UNAMA released its mid-year report with the fate of the U.S.-Taliban agreement caught in the balance of a standoff between the insurgency and the government in Kabul. The Afghan government has been reluctant to release a final group of about 600 Taliban prisoners — part of the prisoner swap laid out in the U.S. agreement with the militants.
The deal called for the release of up to 5,000 Taliban prisoners from Afghan jails and, in return, the insurgents were to free nearly 1,000 Afghan security forces.
Both the U.S. and the Taliban are calling on Kabul to release the last group of Taliban militants, but officials in Kabul say there are serious criminals on the list, and they've refused to authorize the release thus far. The impasse has become the last real obstacle to the U.S.-designed peace process moving onto the next step: the start of long-elusive direct talks between the Taliban and the Afghan government.

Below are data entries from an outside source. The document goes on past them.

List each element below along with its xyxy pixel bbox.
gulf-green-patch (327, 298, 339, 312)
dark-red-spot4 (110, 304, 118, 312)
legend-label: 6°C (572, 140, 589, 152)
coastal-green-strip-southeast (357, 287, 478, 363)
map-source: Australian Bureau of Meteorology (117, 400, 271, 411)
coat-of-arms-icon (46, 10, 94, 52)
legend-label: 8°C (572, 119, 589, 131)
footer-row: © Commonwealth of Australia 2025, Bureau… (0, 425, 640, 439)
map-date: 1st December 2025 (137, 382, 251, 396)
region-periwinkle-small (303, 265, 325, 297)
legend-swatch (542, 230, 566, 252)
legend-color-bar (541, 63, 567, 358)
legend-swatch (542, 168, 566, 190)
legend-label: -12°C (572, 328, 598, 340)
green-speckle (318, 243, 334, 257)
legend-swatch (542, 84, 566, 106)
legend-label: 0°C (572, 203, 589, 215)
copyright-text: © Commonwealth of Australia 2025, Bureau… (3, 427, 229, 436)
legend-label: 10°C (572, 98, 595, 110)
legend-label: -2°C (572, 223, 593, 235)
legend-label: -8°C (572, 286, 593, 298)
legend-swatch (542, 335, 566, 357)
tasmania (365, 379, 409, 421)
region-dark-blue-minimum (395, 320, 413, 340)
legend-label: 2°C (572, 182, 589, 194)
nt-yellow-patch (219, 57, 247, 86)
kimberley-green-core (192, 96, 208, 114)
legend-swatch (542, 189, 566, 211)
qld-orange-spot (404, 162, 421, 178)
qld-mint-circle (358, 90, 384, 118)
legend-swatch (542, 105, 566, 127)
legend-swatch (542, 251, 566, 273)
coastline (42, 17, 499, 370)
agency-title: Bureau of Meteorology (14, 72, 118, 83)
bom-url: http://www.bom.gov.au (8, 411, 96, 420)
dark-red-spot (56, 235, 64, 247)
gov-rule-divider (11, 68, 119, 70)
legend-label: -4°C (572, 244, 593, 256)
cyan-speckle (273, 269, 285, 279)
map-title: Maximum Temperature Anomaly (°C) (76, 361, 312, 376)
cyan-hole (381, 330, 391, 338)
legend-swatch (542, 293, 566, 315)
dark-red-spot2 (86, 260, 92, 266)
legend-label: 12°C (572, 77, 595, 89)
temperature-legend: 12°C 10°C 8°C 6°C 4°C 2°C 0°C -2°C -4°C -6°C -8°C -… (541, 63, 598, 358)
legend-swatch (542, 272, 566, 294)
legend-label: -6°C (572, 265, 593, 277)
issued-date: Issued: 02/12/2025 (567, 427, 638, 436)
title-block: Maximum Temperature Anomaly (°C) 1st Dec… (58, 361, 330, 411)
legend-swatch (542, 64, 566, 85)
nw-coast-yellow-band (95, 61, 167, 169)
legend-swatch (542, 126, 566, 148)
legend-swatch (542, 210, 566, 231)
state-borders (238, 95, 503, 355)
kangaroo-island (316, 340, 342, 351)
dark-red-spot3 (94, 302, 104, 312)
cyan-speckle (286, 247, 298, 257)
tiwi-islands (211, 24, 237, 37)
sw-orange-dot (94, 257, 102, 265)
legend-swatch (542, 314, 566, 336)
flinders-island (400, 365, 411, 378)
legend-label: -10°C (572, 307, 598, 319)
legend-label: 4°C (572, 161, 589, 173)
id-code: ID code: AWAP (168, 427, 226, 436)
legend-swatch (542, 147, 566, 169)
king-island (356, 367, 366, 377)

"At a time when the Government of Afghanistan and the Taliban have a historic opportunity to come together at the negotiating table for peace talks, the tragic reality is that the fighting continues inflicting terrible harm to civilians every day," said Deborah Lyons, the UN Secretary-General's Special Representative for Afghanistan.
In response to the UNAMA report, the Afghan government's national security council released a statement blaming the Taliban for the "vast majority of the civilian causalities, either directly or by creating and enabling environment for other terrorist groups to attack civilians."
The Taliban did not immediately react to the UNAMA report.